Sumela é atualmente um museu nacional que atrai milhares de visitantes. (Imagem: Muhur/iStockphoto/Getty Images)

O Mosteiro de Sumela está situado no Parque Nacional do Vale de Altındere, a cerca de uma hora de carro a sul de Trabzon, uma cidade turística na costa oriental do Mar Negro, na Turquia.

Os visitantes podem ir de carro ou participar em visitas guiadas em carrinha ou minibus ao mosteiro, oferecidas por agências de viagens de Trabzon. A partir do parque de estacionamento, autocarros transportam os visitantes até ao fundo de um caminho íngreme e, por fim, aos degraus que conduzem à entrada do mosteiro.

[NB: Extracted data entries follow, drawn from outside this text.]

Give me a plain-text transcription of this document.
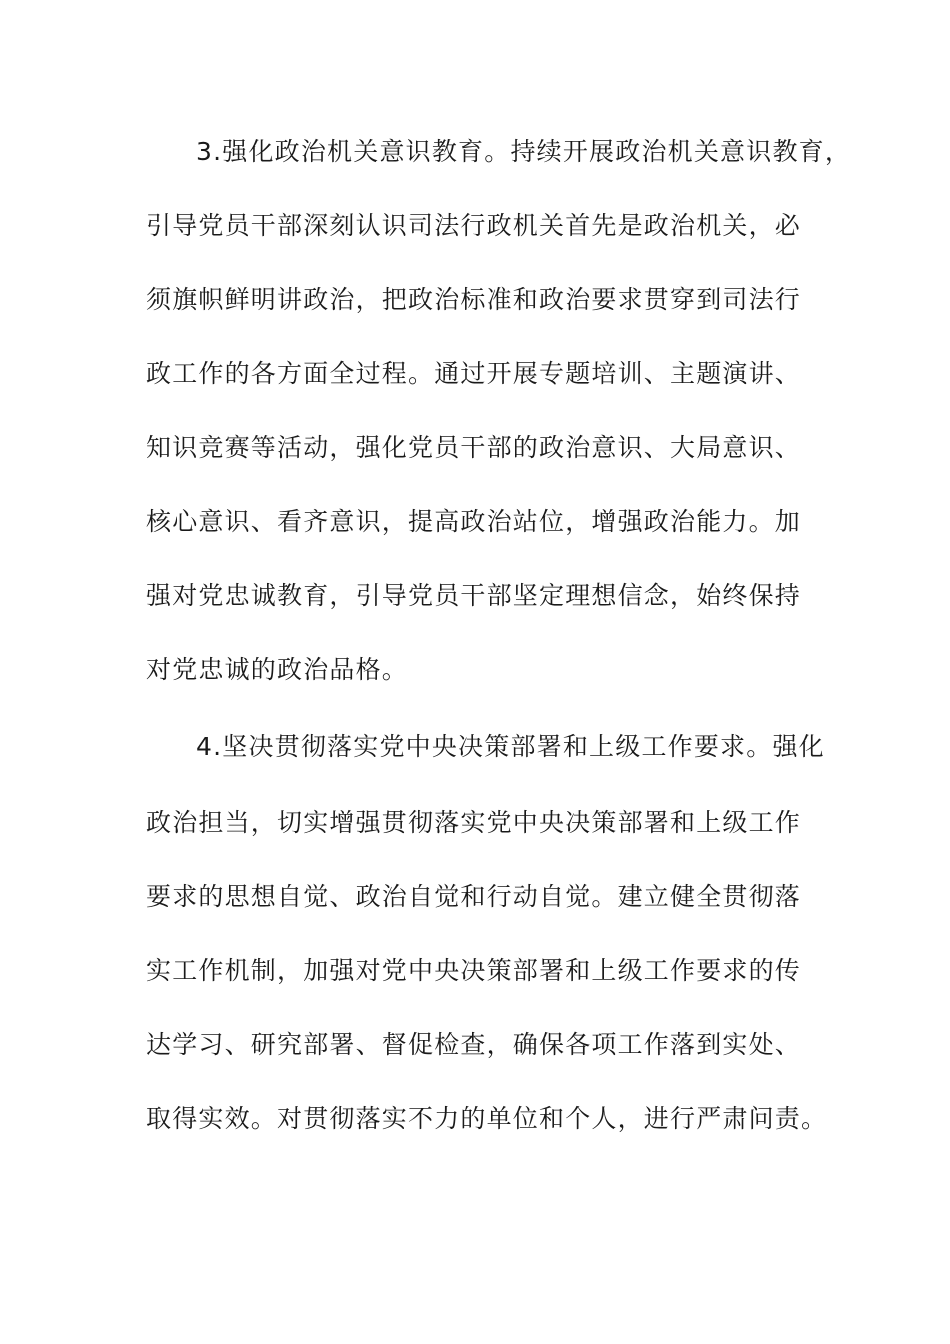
3.强化政治机关意识教育。持续开展政治机关意识教育，
引导党员干部深刻认识司法行政机关首先是政治机关，必
须旗帜鲜明讲政治，把政治标准和政治要求贯穿到司法行
政工作的各方面全过程。通过开展专题培训、主题演讲、
知识竞赛等活动，强化党员干部的政治意识、大局意识、
核心意识、看齐意识，提高政治站位，增强政治能力。加
强对党忠诚教育，引导党员干部坚定理想信念，始终保持
对党忠诚的政治品格。
4.坚决贯彻落实党中央决策部署和上级工作要求。强化
政治担当，切实增强贯彻落实党中央决策部署和上级工作
要求的思想自觉、政治自觉和行动自觉。建立健全贯彻落
实工作机制，加强对党中央决策部署和上级工作要求的传
达学习、研究部署、督促检查，确保各项工作落到实处、
取得实效。对贯彻落实不力的单位和个人，进行严肃问责。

A entrada no local custa 20 euros ou 60 liras turcas. O mosteiro está aberto das 8h00 às 19h00 entre junho e setembro; das 8h00 às 17h00 entre outubro e maio. Um pequeno filme sobre a renovação é projetado numa das antigas celas dos monges. Pode passar uma a duas horas a explorar o local.

Mesmo à saída do portão de entrada há uma pequena loja com snacks e lembranças, máquinas de venda automática, mesas ao ar livre e casas de banho.

Os visitantes devem usar sapatos resistentes e vestir-se de acordo com as condições climatéricas, com a possibilidade de chuva durante os meses mais quentes e de neve durante o inverno.

Trabzon fica a cerca de 13 horas de carro de Istambul, mas a menos de duas horas de avião. A Turkish Airlines voa 10 vezes por dia de Istambul para Trabzon e vice-versa.

A aldeia de Coşandere oferece o alojamento mais próximo do mosteiro, incluindo o Sumela Holiday Hotel, de três estrelas. Há uma gama muito mais alargada de possibilidades de pernoita em Trabzon, como o Ramada Plaza, à beira-mar, e o Radisson Blu, no topo da colina.